Context in Complaining

I said the difference between emotional and logical arguments is consistency. Let me change that to ‘a difference…’ Also different are the validities of the Appeal to Authority and Ad-Hominem Attacks. In logical arguments, they’re not. In emotional arguments, they are.

An example is whether or not I care about whining. A relative of mine has had a problem. I care about this relative and their complaints were sound, so I cared about their complaints and problem. But I just read a news story of someone complaining about equally valid points, but the person in question struck me as an inveterate whiner. No matter what, they’d be whining about something, so I didn’t really care about what they were whining about now.

Logically, that distinction is meaningless. A logical issue has nothing to do with how many other issues an arguer brings up.

Emotionally, I’ve only got a certain amount of mental energy to care, and once that’s used up, I don’t.

The key distinction here is whether the argument is devoted to the points being sound vs whether I do/should care. Both points were sound (logical) but I cared about the one, not the other (emotional). The logical arguments were effectively won, but I think the news-story arguer was making an implicit argument that something should be done about the issue in the story. Nah. Maybe someone else will.

Context

Male character who just did something stupid for a pretty girl: “I bet girls never make that mistake. Women never do anything stupid for handsome men.”

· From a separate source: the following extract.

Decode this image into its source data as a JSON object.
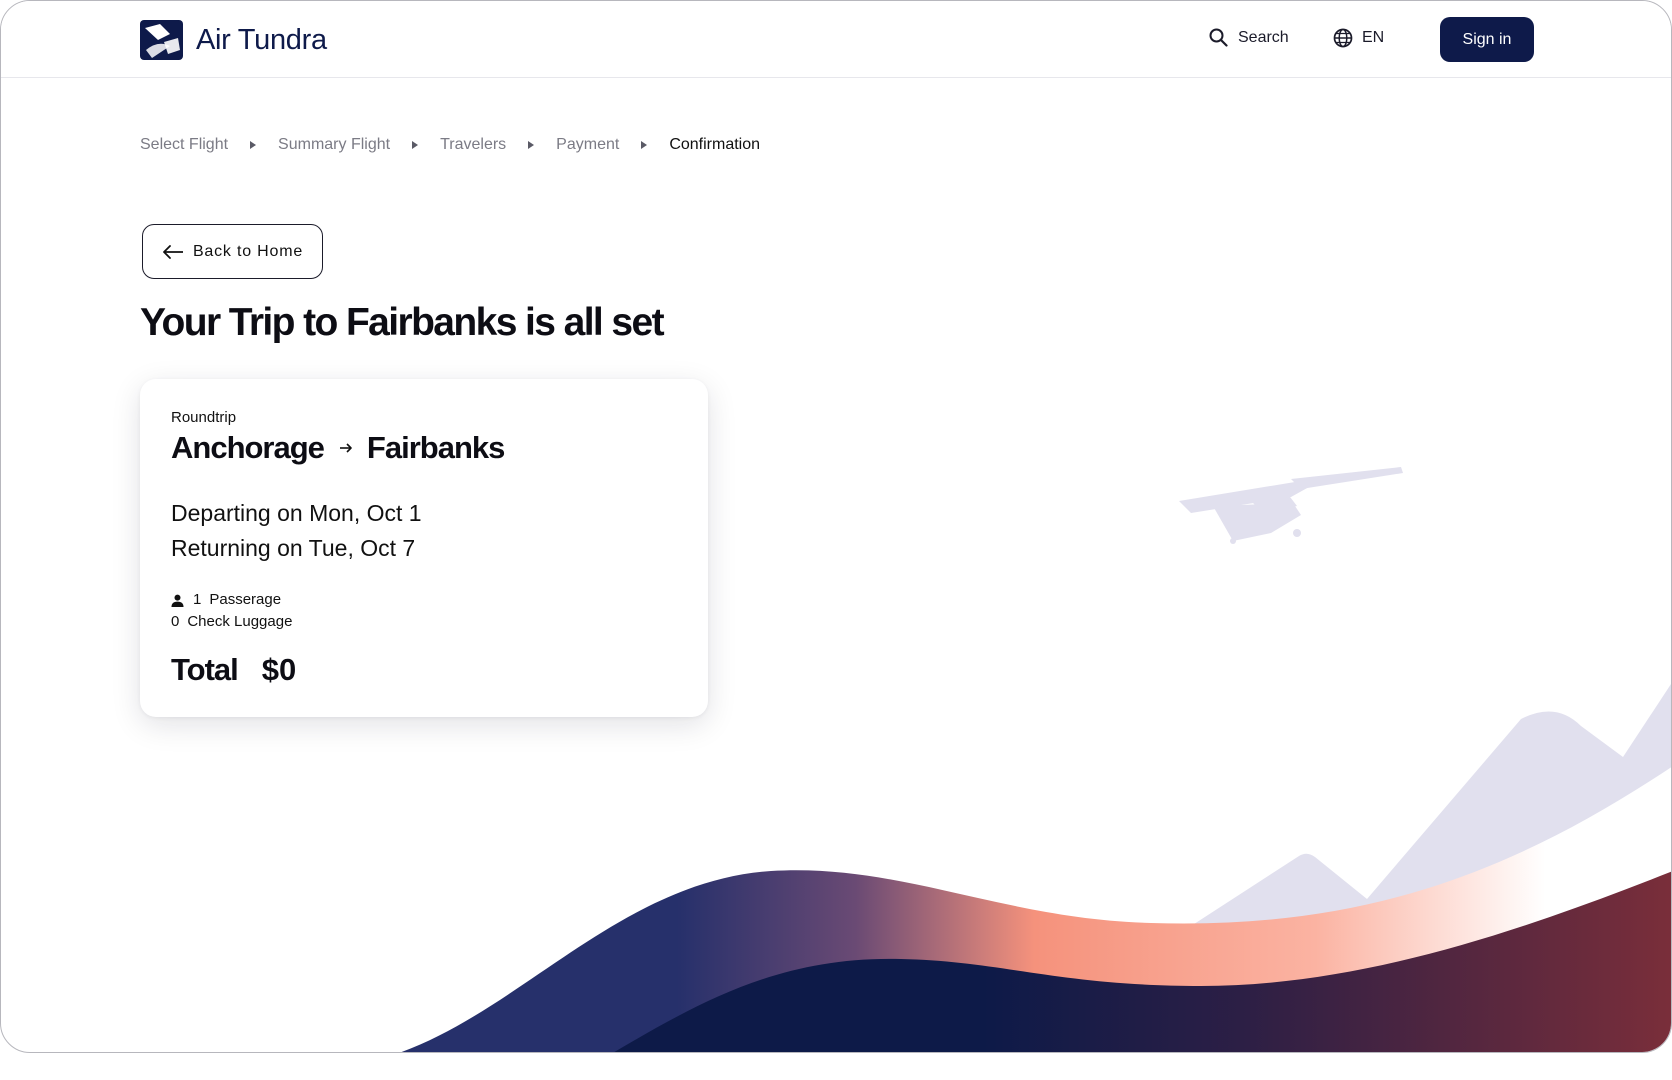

The joke here is that of course they do. Nigh everyone has. The male character is thinking something wrong.

But I wrote the joke! I know it’s wrong, because I wrote it!

Book discussions often treat authors as, by definition, the sum of their character’s perceptions and opinions. But it’s probably more often the author is the counter-party to their character’s opinions. Especially if the opinion is about to induce some plot.

Problems

There’s a homeless guy who’s fairly regular in my neighborhood. He obviously has serious mental issues and probably substance abuse problems. He won’t take help and won’t go to shelters.

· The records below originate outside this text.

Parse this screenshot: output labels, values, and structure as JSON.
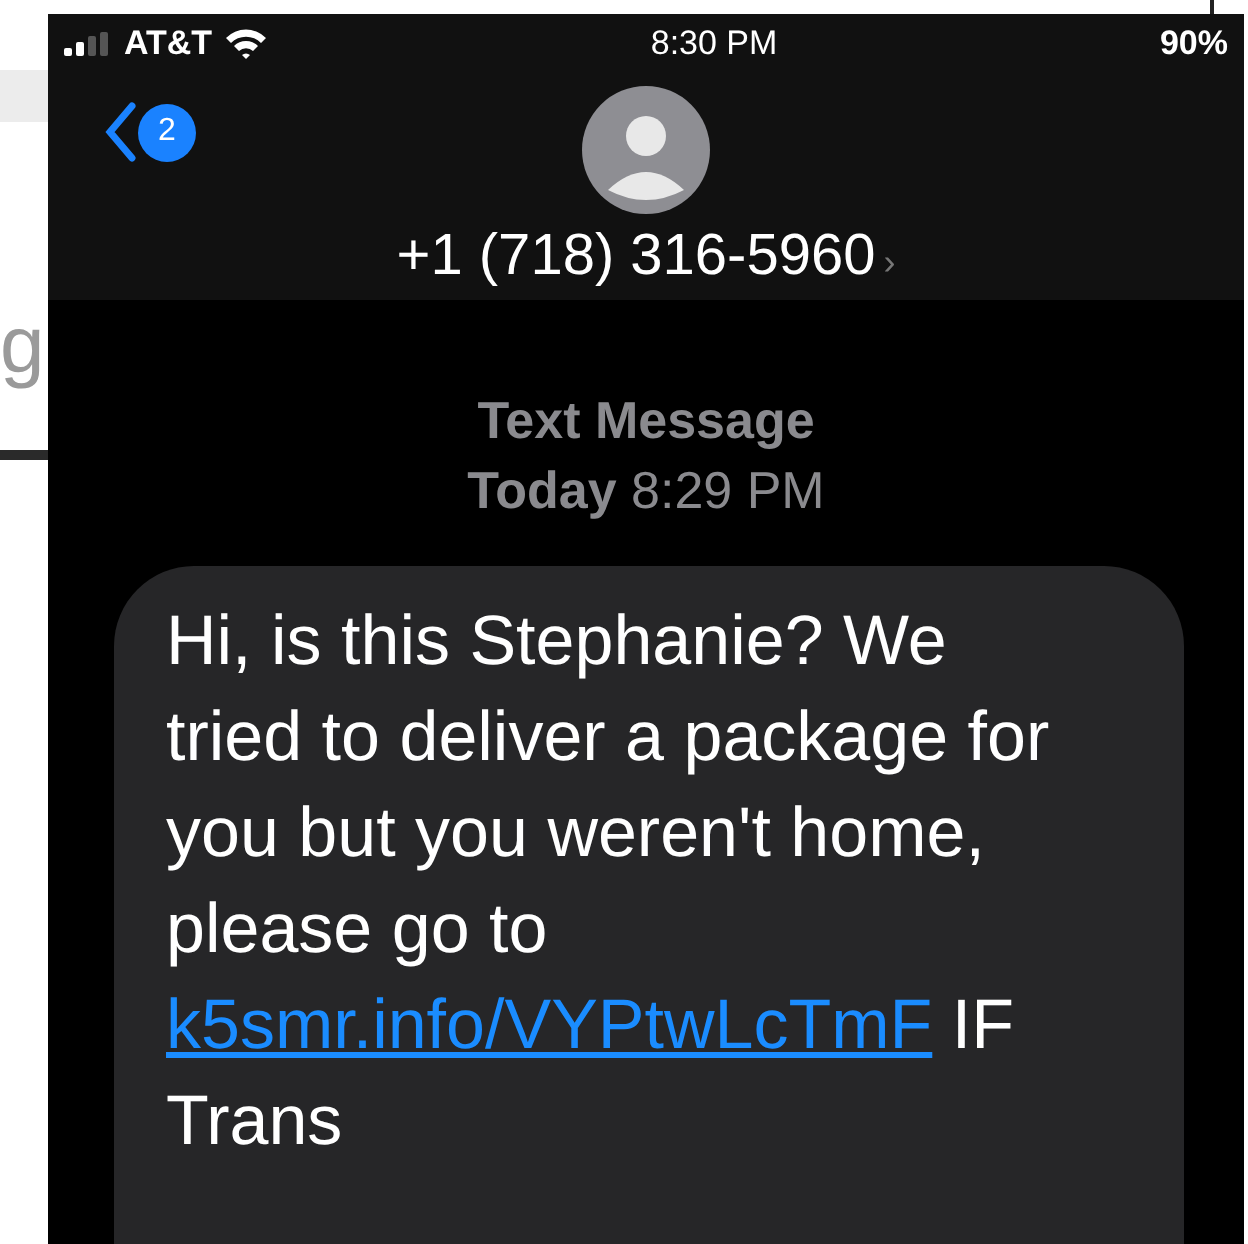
{
  "background_page": {
    "text_fragment": "g"
  },
  "status_bar": {
    "carrier": "AT&T",
    "time": "8:30 PM",
    "battery": "90%"
  },
  "nav": {
    "back_badge": "2",
    "contact": "+1 (718) 316-5960",
    "contact_chevron": "›"
  },
  "conversation": {
    "service": "Text Message",
    "day": "Today",
    "time": "8:29 PM"
  },
  "message": {
    "text_before": "Hi, is this Stephanie? We tried to deliver a package for you but you weren't home, please go to",
    "link": "k5smr.info/VYPtwLcTmF",
    "text_after": "IF Trans"
  }
}
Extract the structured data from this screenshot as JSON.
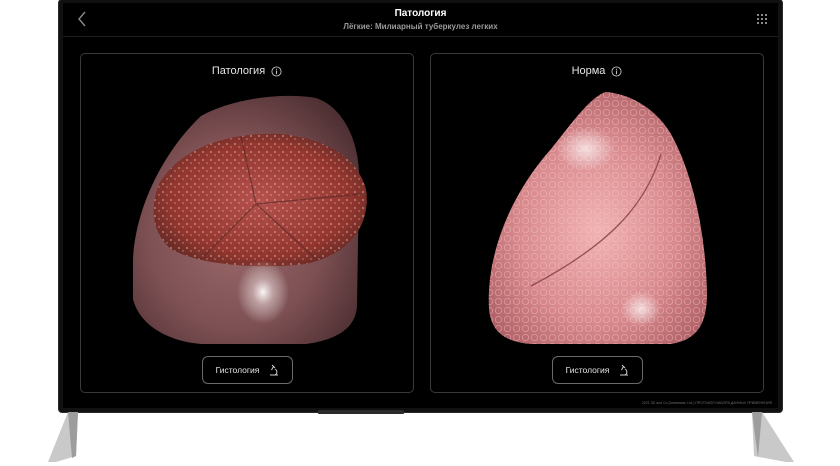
{
  "header": {
    "title": "Патология",
    "subtitle": "Лёгкие: Милиарный туберкулез легких",
    "back_icon": "chevron-left-icon",
    "menu_icon": "grid-dots-icon"
  },
  "panels": [
    {
      "heading": "Патология",
      "button_label": "Гистология",
      "button_icon": "microscope-icon",
      "info_icon": "info-icon",
      "tissue_color": "#8a5a5c",
      "cut_color": "#a5403f"
    },
    {
      "heading": "Норма",
      "button_label": "Гистология",
      "button_icon": "microscope-icon",
      "info_icon": "info-icon",
      "tissue_color": "#d9878b"
    }
  ],
  "footer": {
    "legal": "2021 3D and Co (Анатомия, Ltd.) ПРОТОКОЛ НАБОРА ДАННЫХ ПРИМЕНЕНИЯ"
  }
}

In a thousand years, there will be solutions and things we can do. But for now, other than basic politeness, there’s not much. If there is, I don’t know it.

He does some things, nudity and harassment, so on and so forth, that are possibly disconnected from malice. I don’t think the guy knows what he’s doing. But do you want someone exposing himself even if he’s not doing it out of malice? What do you do?

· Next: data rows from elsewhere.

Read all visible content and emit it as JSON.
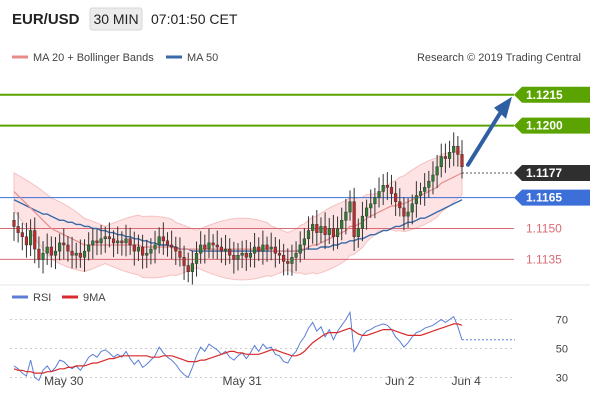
{
  "header": {
    "pair": "EUR/USD",
    "timeframe": "30 MIN",
    "time": "07:01:50 CET"
  },
  "legend": {
    "ma20_label": "MA 20 + Bollinger Bands",
    "ma50_label": "MA 50",
    "credit": "Research © 2019 Trading Central"
  },
  "colors": {
    "up": "#2e7d32",
    "down": "#c62828",
    "ma50": "#3a6aa8",
    "ma20": "#e88b8b",
    "band_fill": "#fde3e3",
    "resistance": "#5aa300",
    "support": "#d96b75",
    "pivot": "#3d6fd9",
    "last": "#333333",
    "rsi": "#5b7fd6",
    "ma9": "#d92b2b"
  },
  "levels": [
    {
      "value": 1.1215,
      "label": "1.1215",
      "kind": "resistance"
    },
    {
      "value": 1.12,
      "label": "1.1200",
      "kind": "resistance"
    },
    {
      "value": 1.1177,
      "label": "1.1177",
      "kind": "last"
    },
    {
      "value": 1.1165,
      "label": "1.1165",
      "kind": "pivot"
    },
    {
      "value": 1.115,
      "label": "1.1150",
      "kind": "support"
    },
    {
      "value": 1.1135,
      "label": "1.1135",
      "kind": "support"
    }
  ],
  "rsi_panel": {
    "rsi_label": "RSI",
    "ma9_label": "9MA",
    "ticks": [
      "70",
      "50",
      "30"
    ]
  },
  "chart_data": {
    "type": "candlestick",
    "y_range": [
      1.1124,
      1.1228
    ],
    "x_labels": [
      {
        "label": "May 30",
        "index": 12
      },
      {
        "label": "May 31",
        "index": 55
      },
      {
        "label": "Jun 2",
        "index": 93
      },
      {
        "label": "Jun 4",
        "index": 109
      }
    ],
    "close": [
      1.1151,
      1.1148,
      1.1146,
      1.1142,
      1.1149,
      1.114,
      1.1135,
      1.1138,
      1.1141,
      1.1137,
      1.1139,
      1.1143,
      1.1142,
      1.1139,
      1.1137,
      1.1138,
      1.1136,
      1.1139,
      1.1142,
      1.1144,
      1.1143,
      1.1145,
      1.1146,
      1.1145,
      1.1143,
      1.1144,
      1.1143,
      1.1145,
      1.1142,
      1.1139,
      1.1141,
      1.1137,
      1.1138,
      1.114,
      1.1142,
      1.1146,
      1.1144,
      1.1142,
      1.1141,
      1.1139,
      1.1136,
      1.1132,
      1.1129,
      1.1133,
      1.1138,
      1.1142,
      1.114,
      1.1143,
      1.1142,
      1.1141,
      1.1139,
      1.114,
      1.1137,
      1.1135,
      1.1137,
      1.1138,
      1.1136,
      1.1138,
      1.1141,
      1.1139,
      1.1142,
      1.114,
      1.1141,
      1.1138,
      1.1137,
      1.1134,
      1.1133,
      1.1136,
      1.1138,
      1.1142,
      1.1145,
      1.1149,
      1.1152,
      1.1148,
      1.1151,
      1.1147,
      1.115,
      1.1146,
      1.115,
      1.1154,
      1.1158,
      1.1163,
      1.1146,
      1.115,
      1.1156,
      1.116,
      1.1162,
      1.1165,
      1.1168,
      1.1171,
      1.117,
      1.1167,
      1.1163,
      1.116,
      1.1156,
      1.1158,
      1.1162,
      1.1166,
      1.1168,
      1.117,
      1.1173,
      1.1176,
      1.118,
      1.1185,
      1.1184,
      1.1187,
      1.119,
      1.1186,
      1.118
    ],
    "ma50": [
      1.1164,
      1.1163,
      1.1162,
      1.1161,
      1.116,
      1.1159,
      1.1158,
      1.1157,
      1.1157,
      1.1156,
      1.1155,
      1.1154,
      1.1154,
      1.1153,
      1.1153,
      1.1152,
      1.1152,
      1.1151,
      1.1151,
      1.115,
      1.115,
      1.1149,
      1.1149,
      1.1148,
      1.1148,
      1.1147,
      1.1147,
      1.1146,
      1.1146,
      1.1145,
      1.1145,
      1.1144,
      1.1144,
      1.1143,
      1.1143,
      1.1142,
      1.1142,
      1.1142,
      1.1141,
      1.1141,
      1.114,
      1.114,
      1.114,
      1.1139,
      1.1139,
      1.1139,
      1.1139,
      1.1139,
      1.1139,
      1.1139,
      1.1139,
      1.1139,
      1.1139,
      1.1139,
      1.1139,
      1.1139,
      1.1139,
      1.1139,
      1.1139,
      1.1139,
      1.1139,
      1.1139,
      1.1139,
      1.1139,
      1.1139,
      1.1139,
      1.1139,
      1.1139,
      1.1139,
      1.1139,
      1.114,
      1.114,
      1.114,
      1.114,
      1.1141,
      1.1141,
      1.1141,
      1.1142,
      1.1142,
      1.1143,
      1.1143,
      1.1144,
      1.1144,
      1.1145,
      1.1145,
      1.1146,
      1.1147,
      1.1147,
      1.1148,
      1.1149,
      1.1149,
      1.115,
      1.1151,
      1.1151,
      1.1152,
      1.1153,
      1.1153,
      1.1154,
      1.1155,
      1.1155,
      1.1156,
      1.1157,
      1.1158,
      1.1159,
      1.116,
      1.1161,
      1.1162,
      1.1163,
      1.1164
    ],
    "ma20": [
      1.1168,
      1.1166,
      1.1164,
      1.1162,
      1.116,
      1.1158,
      1.1156,
      1.1154,
      1.1152,
      1.115,
      1.1149,
      1.1148,
      1.1147,
      1.1146,
      1.1145,
      1.1144,
      1.1143,
      1.1142,
      1.1142,
      1.1142,
      1.1142,
      1.1142,
      1.1142,
      1.1142,
      1.1142,
      1.1142,
      1.1142,
      1.1142,
      1.1142,
      1.1142,
      1.1142,
      1.1141,
      1.1141,
      1.1141,
      1.1141,
      1.1141,
      1.1141,
      1.1141,
      1.1141,
      1.114,
      1.114,
      1.114,
      1.114,
      1.114,
      1.114,
      1.114,
      1.114,
      1.114,
      1.114,
      1.114,
      1.114,
      1.114,
      1.114,
      1.114,
      1.114,
      1.114,
      1.114,
      1.114,
      1.114,
      1.114,
      1.114,
      1.114,
      1.1139,
      1.1139,
      1.1139,
      1.1139,
      1.1139,
      1.1139,
      1.1139,
      1.114,
      1.114,
      1.1141,
      1.1142,
      1.1142,
      1.1143,
      1.1144,
      1.1145,
      1.1146,
      1.1147,
      1.1148,
      1.1149,
      1.1151,
      1.1151,
      1.1152,
      1.1153,
      1.1155,
      1.1156,
      1.1157,
      1.1158,
      1.1159,
      1.116,
      1.1161,
      1.1161,
      1.1162,
      1.1162,
      1.1163,
      1.1164,
      1.1165,
      1.1166,
      1.1167,
      1.1168,
      1.1169,
      1.117,
      1.1172,
      1.1173,
      1.1174,
      1.1175,
      1.1176,
      1.1177
    ],
    "rsi": [
      38,
      36,
      33,
      31,
      42,
      30,
      28,
      35,
      38,
      34,
      37,
      42,
      41,
      38,
      36,
      38,
      35,
      39,
      44,
      46,
      44,
      48,
      49,
      47,
      44,
      46,
      44,
      48,
      43,
      39,
      42,
      37,
      39,
      42,
      45,
      51,
      47,
      44,
      42,
      39,
      35,
      32,
      30,
      37,
      45,
      51,
      48,
      53,
      51,
      49,
      46,
      48,
      44,
      42,
      45,
      47,
      43,
      47,
      52,
      48,
      53,
      50,
      51,
      46,
      45,
      41,
      40,
      45,
      48,
      54,
      58,
      64,
      68,
      62,
      65,
      58,
      63,
      56,
      62,
      66,
      70,
      75,
      48,
      53,
      59,
      62,
      63,
      65,
      66,
      67,
      66,
      63,
      58,
      55,
      51,
      54,
      58,
      61,
      62,
      64,
      65,
      66,
      68,
      70,
      68,
      70,
      72,
      65,
      56
    ],
    "rsi_ma9": [
      36,
      35,
      35,
      34,
      34,
      33,
      33,
      33,
      34,
      34,
      35,
      36,
      36,
      37,
      37,
      38,
      38,
      38,
      39,
      40,
      40,
      41,
      42,
      43,
      43,
      44,
      45,
      45,
      45,
      45,
      45,
      45,
      45,
      44,
      44,
      44,
      45,
      45,
      45,
      44,
      43,
      42,
      41,
      41,
      41,
      42,
      42,
      43,
      44,
      45,
      46,
      47,
      48,
      48,
      47,
      47,
      46,
      46,
      46,
      46,
      47,
      48,
      49,
      49,
      48,
      47,
      46,
      45,
      45,
      46,
      48,
      51,
      54,
      56,
      58,
      60,
      61,
      61,
      61,
      62,
      63,
      64,
      62,
      60,
      59,
      59,
      60,
      61,
      62,
      63,
      63,
      63,
      62,
      61,
      60,
      59,
      59,
      59,
      59,
      60,
      61,
      62,
      63,
      64,
      65,
      66,
      67,
      67,
      66
    ]
  }
}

This is why people talk about thoughts and prayers.

Monty Hall Probability

This came up again. I also saw a great set of notes regarding Monty Hall, specifically that he has discretion, but I’m ignoring that. We’re going to pretend Monty Hall is perfectly honest and without discretion. He always opens a door to a goat

After some thinking about it, a better way to go is parse events by inputs and outcomes. For this purpose, I will rename the problem car, red goat, blue goat.

At the beginning, when you pick a door, you will get either a car, a red goat, or a blue goat.

Blue Goat
1/3 of the time, the blue goat will be behind the door you initially pick.

Monty Hall opens a door to the red goat. (remember, he has no discretion)

The other door has the car.

Thus in the blue goat scenario, you should always switch doors. Put another way, 1/3 of the time switching doors is correct. (Chance of a scenario occuring) times (possible outcomes of that scenario) so 1/3 chance switching is correct.

Red Goat
1/3 of the time, the red goat will be behind the door you initially pick. This scenario is largely identical to blue-goat above.

Monty Hall opens a door to the blue goat. (no discretion)

The other door has the car.

In the red goat scenario, you should always switch doors. Identically to above, an additional 1/3 of the time switching doors is correct.

This is identical to the blue goat scenario, so you can add these probabilities. Now we have 2/3 of the time, the contestant should switch doors.

Car

1/3 of the time, the car will be behind the door you initially pick.

Monty Hall opens a door to a goat.

Which door doesn’t matter, nor does which goat, because you already picked the car. In this situation, you should not switch; you should keep you initial guess.

By the same math, 1/3 of the time, you should not switch doors.

Total

Sanity check: Do these odds add to 1? Yes. 1/3 Blue Goat + 1/3 Red Goat + 1/3 Car = 1

Total probability is 1.

2/3 of the time, switching is correct.
1/3 of the time, switching is not correct.

It’s not a 50/50. Switching increases your odds of getting a car.

Again, assuming honest Monty, no discretion, you want the car more than the goat, etc.

Games

I’m GMing a pandemic RPG over Discord. It’s for a bunch of friends.

Due to some bad rolling, the PCs are about to fight a boss they were never meant to fight. I gave them the ‘It’s just a game’ speech and 10xp.

It’s Gurps. 10xp is two and a half sessions.

I may boatkill the group next week.

Edit: Imagine the player group is walking a bridge over a shark pit, and they roll to stay balanced.

Critical fail.

Roll to fight sharks.

Like, is it the shark’s fault when snacks fall into their living room?